The most important ingredient in beer is outside the glass.
It is fitting that I came to this realization while sharing a few pints with the gracious, humble and sage Josh Bernstein. As our conversation diverged from our shared love of this lupulin laced liquor we stumbled into that wonderful world of conversation beyond beer. As the night wound down and we carefully traversed the snow-caked sidewalks of Burlington, VT enroute to the hotel; Josh waxed eloquent about how beer was just a starting point; a foamy ice-breaker that unlocked a myriad of topics.
Somewhat surprisingly, Dr. Charles Bamforth shares this modest view of beer as a trojan horse, an interchangeable pawn used as a vehicle for delivering knowledge. Charlie (as he prefers to be called) has a PhD in both biochemistry and applied biology. Yet he is accessible, humble, and hysterically funny - provided you enjoy the dry English wit. Along with Pasteur, Charlie belongs on the short list of scientists who changed the world of malting & brewing.

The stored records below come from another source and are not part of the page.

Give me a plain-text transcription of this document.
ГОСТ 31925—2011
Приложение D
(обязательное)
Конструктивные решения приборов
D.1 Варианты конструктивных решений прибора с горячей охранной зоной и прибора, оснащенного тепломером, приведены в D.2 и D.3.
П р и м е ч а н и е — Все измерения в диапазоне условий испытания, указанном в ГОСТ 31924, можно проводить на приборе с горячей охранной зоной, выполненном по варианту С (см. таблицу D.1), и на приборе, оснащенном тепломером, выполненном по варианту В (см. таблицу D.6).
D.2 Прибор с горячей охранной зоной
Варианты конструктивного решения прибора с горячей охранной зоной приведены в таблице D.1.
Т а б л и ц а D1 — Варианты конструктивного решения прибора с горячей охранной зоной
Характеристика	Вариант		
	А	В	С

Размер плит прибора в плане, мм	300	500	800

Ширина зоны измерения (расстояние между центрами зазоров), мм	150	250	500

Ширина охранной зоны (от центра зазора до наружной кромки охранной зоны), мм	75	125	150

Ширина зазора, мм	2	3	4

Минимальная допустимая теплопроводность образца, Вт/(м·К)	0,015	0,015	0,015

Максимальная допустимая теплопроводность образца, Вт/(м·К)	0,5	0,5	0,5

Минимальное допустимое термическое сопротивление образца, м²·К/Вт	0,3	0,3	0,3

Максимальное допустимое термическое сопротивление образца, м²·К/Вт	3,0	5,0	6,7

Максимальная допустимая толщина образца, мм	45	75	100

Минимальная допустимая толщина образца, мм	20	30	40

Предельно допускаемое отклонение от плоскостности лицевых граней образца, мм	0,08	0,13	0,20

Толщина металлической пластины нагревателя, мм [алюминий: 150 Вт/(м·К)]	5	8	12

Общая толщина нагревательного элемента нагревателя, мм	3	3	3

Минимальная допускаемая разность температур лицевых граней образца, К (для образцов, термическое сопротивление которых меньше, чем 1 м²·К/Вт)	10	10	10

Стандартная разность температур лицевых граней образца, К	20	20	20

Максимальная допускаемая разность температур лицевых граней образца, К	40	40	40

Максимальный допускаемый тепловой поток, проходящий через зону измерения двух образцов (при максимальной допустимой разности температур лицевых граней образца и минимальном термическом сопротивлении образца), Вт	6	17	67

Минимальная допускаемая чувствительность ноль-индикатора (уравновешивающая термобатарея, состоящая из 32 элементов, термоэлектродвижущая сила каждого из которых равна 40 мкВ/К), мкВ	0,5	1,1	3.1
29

In his introspective book, Beer is Proof God Loves Us, he admits that his first love is teaching; beer just happened to be the subject. If you’ve ever had the privilege of attending a session with Charlie, it is apparent he loves to teach but it is difficult to fathom he is really ambivalent about the subject of his life’s work. But time has a way of separating the important from the trivial.
I suspect Charlie would agree that who’s on the barstool next to you is more important than what’s in your glass. Beer is just an introduction, the real magic is in the conversation that follows.